The challenge has the following sample datasets available for download
Dataset Description: The dataset is anonymized with PCA method and balanced at card level to reduce the high-class imbalance. Half of these credit cards are selected based on the criteria of having at least one fraudulent transaction in the given time frame. Accordingly, the remaining half consist of credit cards that do not have any fraudulent transaction in the time frame. This dataset can be used to train models but should not be used to evaluate their performance. For the evaluation please use the unbalanced dataset that is also provided.
Dataset Description: Unbalanced test set anonymized with PCA and containing transactions of all credit cards in a certain time frame.
There are two metrics to evaluate the performance of the credit card fraud detection models: Detection Rate (DR) and customized False Positive Rate (FPR). Please pay attention that customized FPR is not regular FPR used in Machine Learning.

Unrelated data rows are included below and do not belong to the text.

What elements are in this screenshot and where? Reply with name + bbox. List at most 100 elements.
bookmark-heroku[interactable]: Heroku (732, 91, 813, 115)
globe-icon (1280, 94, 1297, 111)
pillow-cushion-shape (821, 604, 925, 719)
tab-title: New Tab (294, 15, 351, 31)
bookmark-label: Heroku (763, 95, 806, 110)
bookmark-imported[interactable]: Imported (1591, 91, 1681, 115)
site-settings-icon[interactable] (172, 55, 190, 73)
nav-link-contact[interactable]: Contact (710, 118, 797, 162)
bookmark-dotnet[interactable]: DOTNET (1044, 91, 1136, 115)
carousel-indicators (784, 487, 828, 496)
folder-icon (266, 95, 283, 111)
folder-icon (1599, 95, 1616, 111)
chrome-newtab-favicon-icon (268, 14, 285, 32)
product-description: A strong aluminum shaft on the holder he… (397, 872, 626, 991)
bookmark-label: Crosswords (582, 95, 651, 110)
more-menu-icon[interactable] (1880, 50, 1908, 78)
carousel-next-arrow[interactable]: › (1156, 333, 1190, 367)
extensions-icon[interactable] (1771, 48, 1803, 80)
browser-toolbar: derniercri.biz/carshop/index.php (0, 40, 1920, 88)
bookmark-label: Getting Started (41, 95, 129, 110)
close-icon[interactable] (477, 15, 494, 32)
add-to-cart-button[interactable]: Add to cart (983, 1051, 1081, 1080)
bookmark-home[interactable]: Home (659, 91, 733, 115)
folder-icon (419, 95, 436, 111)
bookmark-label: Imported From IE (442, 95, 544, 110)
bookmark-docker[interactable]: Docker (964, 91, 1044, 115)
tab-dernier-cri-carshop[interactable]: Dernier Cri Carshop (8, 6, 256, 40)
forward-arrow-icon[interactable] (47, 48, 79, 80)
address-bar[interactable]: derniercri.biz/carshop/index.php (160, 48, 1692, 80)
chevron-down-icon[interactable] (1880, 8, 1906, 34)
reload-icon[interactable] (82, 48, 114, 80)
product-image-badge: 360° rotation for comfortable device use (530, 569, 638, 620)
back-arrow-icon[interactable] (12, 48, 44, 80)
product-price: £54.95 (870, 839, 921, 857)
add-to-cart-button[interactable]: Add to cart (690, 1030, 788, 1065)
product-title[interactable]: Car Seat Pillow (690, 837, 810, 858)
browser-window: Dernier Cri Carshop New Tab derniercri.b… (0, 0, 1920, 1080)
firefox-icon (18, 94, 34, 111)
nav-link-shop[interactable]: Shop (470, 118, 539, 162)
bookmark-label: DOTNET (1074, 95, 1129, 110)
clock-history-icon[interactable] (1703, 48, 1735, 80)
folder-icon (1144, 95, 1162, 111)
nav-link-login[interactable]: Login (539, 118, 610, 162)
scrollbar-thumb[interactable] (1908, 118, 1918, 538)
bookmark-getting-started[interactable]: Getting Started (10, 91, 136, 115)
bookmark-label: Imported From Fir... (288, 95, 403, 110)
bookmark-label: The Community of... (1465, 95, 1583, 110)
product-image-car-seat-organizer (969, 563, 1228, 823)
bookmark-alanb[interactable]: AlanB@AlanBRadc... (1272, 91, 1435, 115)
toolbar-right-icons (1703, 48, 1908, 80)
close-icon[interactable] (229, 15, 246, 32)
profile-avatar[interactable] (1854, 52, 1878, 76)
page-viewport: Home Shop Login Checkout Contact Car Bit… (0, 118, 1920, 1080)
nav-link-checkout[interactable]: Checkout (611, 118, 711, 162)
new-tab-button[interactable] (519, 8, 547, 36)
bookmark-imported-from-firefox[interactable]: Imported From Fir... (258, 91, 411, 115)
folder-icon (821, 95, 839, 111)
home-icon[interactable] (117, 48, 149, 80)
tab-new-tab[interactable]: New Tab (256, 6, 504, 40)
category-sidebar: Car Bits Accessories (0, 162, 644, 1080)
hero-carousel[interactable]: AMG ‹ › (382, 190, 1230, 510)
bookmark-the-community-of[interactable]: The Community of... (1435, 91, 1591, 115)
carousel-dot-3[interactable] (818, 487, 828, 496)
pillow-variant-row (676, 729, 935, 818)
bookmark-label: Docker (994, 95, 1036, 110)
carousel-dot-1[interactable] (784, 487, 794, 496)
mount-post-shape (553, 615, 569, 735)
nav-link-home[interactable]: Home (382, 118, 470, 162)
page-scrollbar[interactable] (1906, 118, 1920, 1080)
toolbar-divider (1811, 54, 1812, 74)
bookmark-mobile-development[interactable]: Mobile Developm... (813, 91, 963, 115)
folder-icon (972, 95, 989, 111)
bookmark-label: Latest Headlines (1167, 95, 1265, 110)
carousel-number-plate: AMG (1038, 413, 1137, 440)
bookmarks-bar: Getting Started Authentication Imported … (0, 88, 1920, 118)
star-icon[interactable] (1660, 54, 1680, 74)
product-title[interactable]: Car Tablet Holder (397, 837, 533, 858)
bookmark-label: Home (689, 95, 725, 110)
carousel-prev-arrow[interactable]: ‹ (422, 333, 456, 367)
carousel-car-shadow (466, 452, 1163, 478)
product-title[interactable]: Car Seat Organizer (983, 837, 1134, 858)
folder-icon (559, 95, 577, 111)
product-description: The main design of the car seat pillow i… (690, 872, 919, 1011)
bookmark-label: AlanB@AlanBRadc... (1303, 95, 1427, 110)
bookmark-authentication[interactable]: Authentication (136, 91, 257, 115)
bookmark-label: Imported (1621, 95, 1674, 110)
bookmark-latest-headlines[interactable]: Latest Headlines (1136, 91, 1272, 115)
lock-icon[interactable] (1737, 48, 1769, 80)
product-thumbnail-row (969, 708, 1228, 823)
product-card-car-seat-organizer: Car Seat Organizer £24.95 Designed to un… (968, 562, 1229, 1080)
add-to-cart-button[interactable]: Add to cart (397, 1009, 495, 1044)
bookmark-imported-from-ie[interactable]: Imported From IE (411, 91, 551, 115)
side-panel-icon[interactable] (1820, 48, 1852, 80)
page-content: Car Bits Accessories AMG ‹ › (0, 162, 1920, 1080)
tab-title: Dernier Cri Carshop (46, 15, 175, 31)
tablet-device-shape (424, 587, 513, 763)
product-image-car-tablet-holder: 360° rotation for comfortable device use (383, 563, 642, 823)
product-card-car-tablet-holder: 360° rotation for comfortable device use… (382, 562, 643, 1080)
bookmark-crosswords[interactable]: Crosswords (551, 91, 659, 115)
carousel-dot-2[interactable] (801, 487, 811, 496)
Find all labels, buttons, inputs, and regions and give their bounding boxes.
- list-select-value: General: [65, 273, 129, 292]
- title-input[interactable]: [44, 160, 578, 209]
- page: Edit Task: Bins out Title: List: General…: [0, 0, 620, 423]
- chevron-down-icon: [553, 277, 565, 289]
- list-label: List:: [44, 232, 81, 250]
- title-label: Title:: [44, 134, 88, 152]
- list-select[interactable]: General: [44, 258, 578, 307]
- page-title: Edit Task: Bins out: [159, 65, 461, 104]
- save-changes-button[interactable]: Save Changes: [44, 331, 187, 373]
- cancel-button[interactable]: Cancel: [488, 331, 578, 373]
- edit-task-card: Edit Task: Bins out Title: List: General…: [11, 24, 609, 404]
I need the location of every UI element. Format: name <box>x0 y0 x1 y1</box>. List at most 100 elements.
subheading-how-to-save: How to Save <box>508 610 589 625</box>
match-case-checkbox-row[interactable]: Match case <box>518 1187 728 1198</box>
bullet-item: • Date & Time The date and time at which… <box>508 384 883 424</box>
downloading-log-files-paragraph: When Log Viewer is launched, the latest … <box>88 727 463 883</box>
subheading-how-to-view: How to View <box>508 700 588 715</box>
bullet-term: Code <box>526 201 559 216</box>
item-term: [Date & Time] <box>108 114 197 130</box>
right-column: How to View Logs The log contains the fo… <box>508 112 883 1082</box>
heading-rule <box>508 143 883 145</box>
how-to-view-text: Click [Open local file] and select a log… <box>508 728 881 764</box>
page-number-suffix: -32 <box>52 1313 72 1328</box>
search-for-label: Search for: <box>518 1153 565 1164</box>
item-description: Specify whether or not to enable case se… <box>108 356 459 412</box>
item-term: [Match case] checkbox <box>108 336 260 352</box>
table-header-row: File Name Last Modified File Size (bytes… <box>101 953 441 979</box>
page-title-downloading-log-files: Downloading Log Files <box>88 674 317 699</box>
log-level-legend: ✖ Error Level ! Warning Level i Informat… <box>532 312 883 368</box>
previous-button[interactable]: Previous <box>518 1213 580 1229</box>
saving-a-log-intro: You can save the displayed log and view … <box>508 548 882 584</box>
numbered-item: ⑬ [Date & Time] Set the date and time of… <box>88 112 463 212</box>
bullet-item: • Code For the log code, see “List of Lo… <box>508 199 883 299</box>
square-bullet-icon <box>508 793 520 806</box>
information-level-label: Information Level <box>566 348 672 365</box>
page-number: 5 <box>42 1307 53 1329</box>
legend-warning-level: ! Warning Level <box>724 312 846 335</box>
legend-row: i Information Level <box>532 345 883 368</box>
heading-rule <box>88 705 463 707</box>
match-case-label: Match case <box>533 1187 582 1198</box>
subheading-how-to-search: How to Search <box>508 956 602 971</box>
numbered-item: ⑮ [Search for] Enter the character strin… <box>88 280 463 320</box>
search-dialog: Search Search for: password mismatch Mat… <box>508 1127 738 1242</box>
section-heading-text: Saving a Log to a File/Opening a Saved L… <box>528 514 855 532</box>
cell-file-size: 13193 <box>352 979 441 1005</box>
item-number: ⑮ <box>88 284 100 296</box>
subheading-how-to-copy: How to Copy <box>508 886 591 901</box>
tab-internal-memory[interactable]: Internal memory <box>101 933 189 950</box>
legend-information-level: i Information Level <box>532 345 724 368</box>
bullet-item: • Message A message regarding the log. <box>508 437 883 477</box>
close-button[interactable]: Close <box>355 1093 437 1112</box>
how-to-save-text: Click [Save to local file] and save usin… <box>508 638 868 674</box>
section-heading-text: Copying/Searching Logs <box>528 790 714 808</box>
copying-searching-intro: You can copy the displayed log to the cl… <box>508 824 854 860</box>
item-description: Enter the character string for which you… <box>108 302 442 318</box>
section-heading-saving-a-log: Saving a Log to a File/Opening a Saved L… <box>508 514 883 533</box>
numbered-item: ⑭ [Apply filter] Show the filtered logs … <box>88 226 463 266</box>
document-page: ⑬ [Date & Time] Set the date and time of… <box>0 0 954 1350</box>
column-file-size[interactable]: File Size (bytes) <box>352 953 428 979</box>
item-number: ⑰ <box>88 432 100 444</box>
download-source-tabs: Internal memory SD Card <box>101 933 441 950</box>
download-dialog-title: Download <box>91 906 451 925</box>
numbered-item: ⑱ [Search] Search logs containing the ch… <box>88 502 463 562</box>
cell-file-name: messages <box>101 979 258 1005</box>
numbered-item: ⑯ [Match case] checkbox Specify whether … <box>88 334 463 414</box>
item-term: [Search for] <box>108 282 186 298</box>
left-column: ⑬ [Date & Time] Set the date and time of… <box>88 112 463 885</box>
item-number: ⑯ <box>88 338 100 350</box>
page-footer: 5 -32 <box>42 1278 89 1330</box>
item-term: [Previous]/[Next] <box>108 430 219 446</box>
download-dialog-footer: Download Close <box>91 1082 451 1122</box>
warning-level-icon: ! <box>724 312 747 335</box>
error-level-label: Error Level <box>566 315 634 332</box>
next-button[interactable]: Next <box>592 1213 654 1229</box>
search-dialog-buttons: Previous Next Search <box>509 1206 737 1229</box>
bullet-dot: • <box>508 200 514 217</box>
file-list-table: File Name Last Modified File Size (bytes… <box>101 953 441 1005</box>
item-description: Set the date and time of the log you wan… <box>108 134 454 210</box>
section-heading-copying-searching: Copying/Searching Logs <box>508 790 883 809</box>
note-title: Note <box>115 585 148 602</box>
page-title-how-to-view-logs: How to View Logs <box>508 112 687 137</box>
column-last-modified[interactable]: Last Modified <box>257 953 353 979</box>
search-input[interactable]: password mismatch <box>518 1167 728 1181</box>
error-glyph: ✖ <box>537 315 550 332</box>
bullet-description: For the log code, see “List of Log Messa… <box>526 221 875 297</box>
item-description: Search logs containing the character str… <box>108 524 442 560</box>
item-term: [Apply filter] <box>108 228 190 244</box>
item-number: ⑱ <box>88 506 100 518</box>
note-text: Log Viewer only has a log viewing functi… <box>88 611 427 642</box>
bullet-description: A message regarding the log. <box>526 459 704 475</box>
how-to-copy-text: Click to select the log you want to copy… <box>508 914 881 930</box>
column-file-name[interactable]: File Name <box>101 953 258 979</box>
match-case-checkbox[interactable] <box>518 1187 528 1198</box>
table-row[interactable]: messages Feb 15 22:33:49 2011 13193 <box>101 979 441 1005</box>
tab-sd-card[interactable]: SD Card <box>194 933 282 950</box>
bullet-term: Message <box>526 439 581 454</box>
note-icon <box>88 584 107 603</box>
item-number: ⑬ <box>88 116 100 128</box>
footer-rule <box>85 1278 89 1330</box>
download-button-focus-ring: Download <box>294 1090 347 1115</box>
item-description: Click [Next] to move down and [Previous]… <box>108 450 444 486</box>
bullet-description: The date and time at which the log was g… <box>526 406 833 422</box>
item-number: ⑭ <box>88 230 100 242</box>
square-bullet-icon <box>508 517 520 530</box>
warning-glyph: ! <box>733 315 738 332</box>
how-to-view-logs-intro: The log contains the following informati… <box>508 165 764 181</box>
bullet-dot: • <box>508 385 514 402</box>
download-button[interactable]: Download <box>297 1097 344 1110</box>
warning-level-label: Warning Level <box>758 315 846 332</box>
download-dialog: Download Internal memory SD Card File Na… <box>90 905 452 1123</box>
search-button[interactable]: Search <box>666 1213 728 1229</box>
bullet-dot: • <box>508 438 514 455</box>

These metrics are calculated with the help of confusion matrix. In confusion matrix:
- Positives: Fraudulent transactions, Negatives: Legitimate transactions
- FN: False Negative, FP: False Positive, TP: True Positive, TN: True Negative
- DR is the percentage of correctly detected fraudulent credit card transactions. FRP is the ratio of fraudulent transactions detected by the developed model to the total number of fraudulently predicted transactions. Followings are the formulas of DR and FPR.
- DR = TP / (TP + FN) = (# of detected fraudulent transactions) / (# of fraudulent transactions)
- FPR = FP / TP = (# of legitimate transactions detected as fraudulent) / (# of detected fraudulent transactions)
Lastly, the expected result is that at 30/1 FPR, DR should be higher than 50%. Only result(s) for unbalanced dataset(s) should be reported.